I oto moje nowe odkrycia, to znaczy nie tyle moje co ichnie, które kto wie, czy nie przewartościują jednak moich wyobrażeń o zjawiskach i procesach otaczających mnie każdego dnia. Naprawdę. Rzeczy proste są czasami najtrudniejsze do zrozumienia.

Odkrycie numer jeden: woda jest z lodu (a nie odwrotnie), co zdaje się pierwszy odkrył pan Mateusz (tak, ten), acz akurat tego nie jestem do końca pewien, bo być może ktoś go chce wkręcić, a ja nie wyczułem spisku. W każdym razie teoria chwyciła, szuria kupiła to w ciemno, bo niby dlaczego mieliby nie kupić? Od takiego dostawcy jak pan MM kupuje się wszystko, bo oferuje towar najwyższej jakości, o czym chyba nie muszę tu przekonywać.
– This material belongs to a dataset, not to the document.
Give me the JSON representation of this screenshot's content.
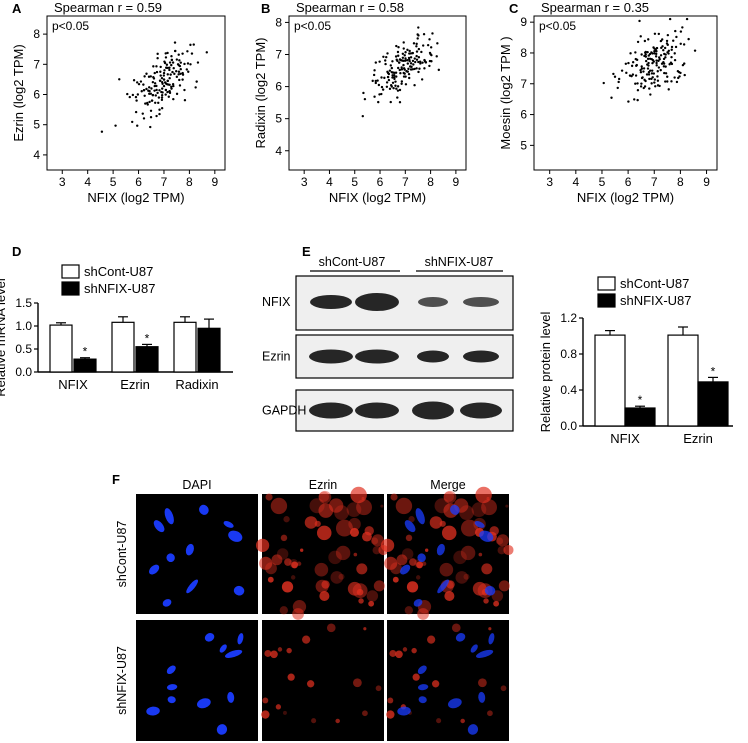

Odkrycie drugie: wiatraki wcale nie wytwarzają prądu z wiatru, tylko wręcz odwrotnie: z prądu wytwarzają wiatr. Nie wiem kto sformował tę fascynującą teorię (osobiście stawiałbym choćby na pana Suskiego), ale brzmi ona naprawdę dobrze, acz nigdzie nie znalazłem na razie w miarę sensownego wytłumaczenia po co nam ten wiatr.

Liczę że ktoś mi to prędzej czy później wyjaśni.

PS. Przy tej okazji przypominam coś, o czym być może wszyscy już zapomnieliśmy, że jakiś czas temu uruchomiono w Polsce pierwsze wiatraki na węgiel. Szuria była wtedy w euforii.